Smart lighting allows for zoned lighting across spaces ensuring it is appropriate for the use of the space. For example, a corridor may only require lighting to 50 lux, whereas an office used for studying technical drawings may require 750 lux, while an employee break room may require 200 lux. Ensuring that lighting design and control is aligned to the intended purpose of a space will encourage use of the space and boost the productivity of its occupants. In the case of communal spaces, suitable lighting that encourages people into the space will also prompt an increase in social interactions – another critical factor for maintaining wellbeing.
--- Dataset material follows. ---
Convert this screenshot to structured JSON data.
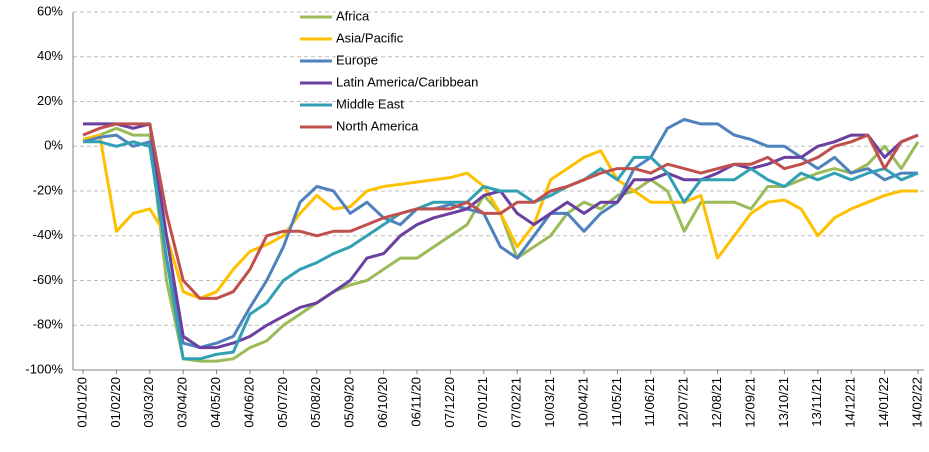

Circadian rhythms are more important than ever when considering lighting design, as the human body releases different hormones throughout the day in response to light in the environment. Rich blue light naturally occurs early in the day and is known to boost alertness while red light may encourage a more relaxed mental state. The latest developments in LED lighting technology now produce tunable-white light, which offers varying tones of warm white and cool white light across a given range, dependent on the luminaire.

Coupled with smart lighting control architecture, tunable-white LED lighting produces a powerful dynamic lighting system capable of mimicking the colour and intensity of naturally occurring light during the course of the day. At its simplest, the lighting control system can match the circadian rhythm of building occupants to support their natural functions and boost wellbeing. As photo-biological research continues to unfold, it is likely that lighting control systems will evolve to manipulate the circadian rhythm; to create alertness or facilitate relaxation. The health and wellbeing effects of this aren’t yet fully understood and we watch with interest.

We are still learning about the ways in which lighting can impact on building occupants but research continues to indicate that it makes undeniably good business sense for lighting contractors to take wellbeing into account in order to provide clients with spaces which support their productivity and business growth. With the perfect technology at our fingertips, we also believe it’s the right thing to do.